Eric Holder, then-President Barack Obama’s attorney general, showed up and gave a speech denouncing . . . you’ll never guess it . . . racism. Holder argued that the U.S.A. has perhaps improved since the 1960s, but that conservatives on the Supreme Court were attempting to use “profoundly flawed” decisions to “weaken the federal government’s voting rights enforcement powers.” He closed by saying that, as in the days of one-hundred-dollar-poll taxes, “Fair and free access to the franchise is still, in some areas, under siege.” Holder also compared today’s scuffles between BLM fighters and city cops to the civil rights movement, drawing applause when he noted that murdered civil rights workers such as Jimmie Lee Jackson were “unarmed Black men.”

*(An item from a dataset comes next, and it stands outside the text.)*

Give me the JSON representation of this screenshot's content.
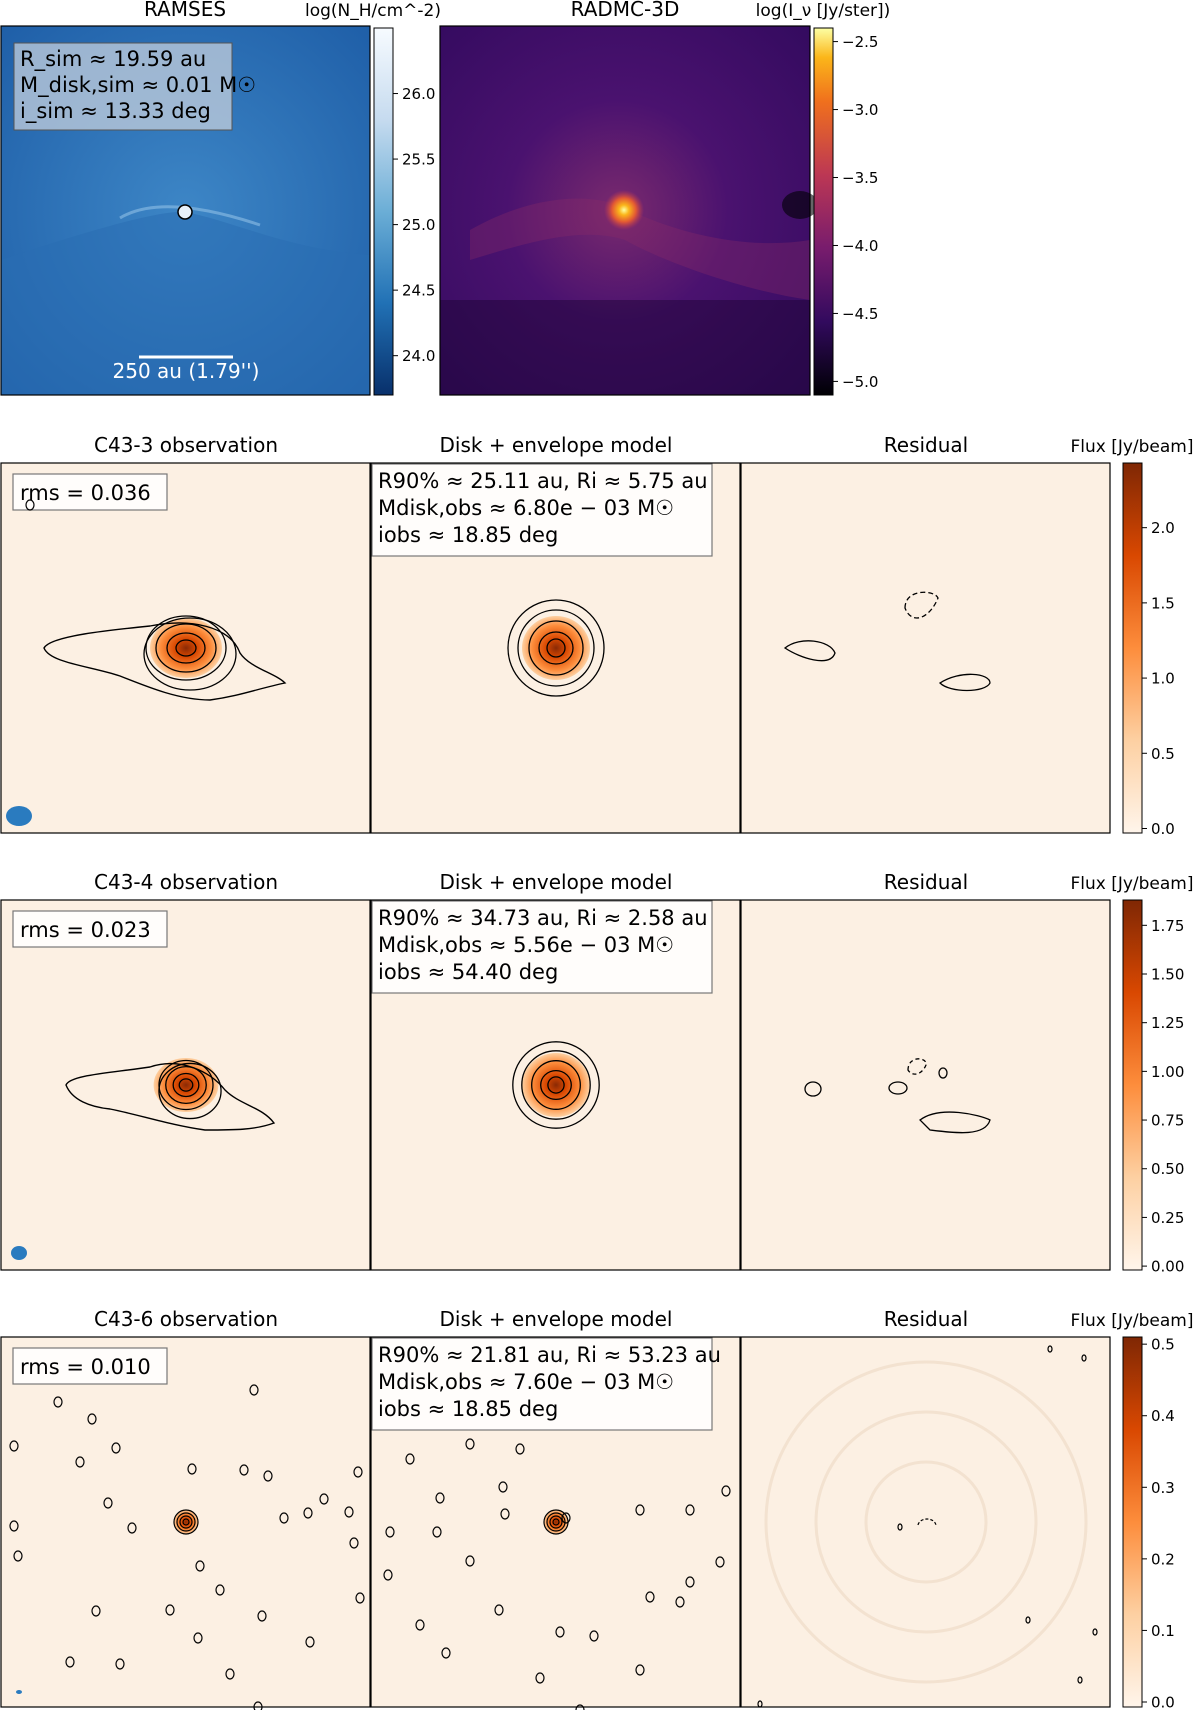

The problem with the idea that racism has declined (“gone underground”) little, if at all, and that the minority problems of today are caused by racism—just as those of the past may have been—is threefold. First, most contemporary Black problems were less serious when racism was much worse. Few Black teenagers had babies out of wedlock in 1960, and almost no middle-class Black men went to jail, although the Black crime rate was still frankly a bit higher than the white crime rate. Second, most of these contemporary problems do not exist today for visibly nonwhite immigrants from Africa, South Asia, and the West Indies, who often outperform both American whites and Blacks. Finally, most of these issues, along with other terrible problems like opiate addiction, do exist for the working-class whites who live alongside poor Blacks. All of this indicates that internal American cultural collapse is the root cause of the problems we as a society face today.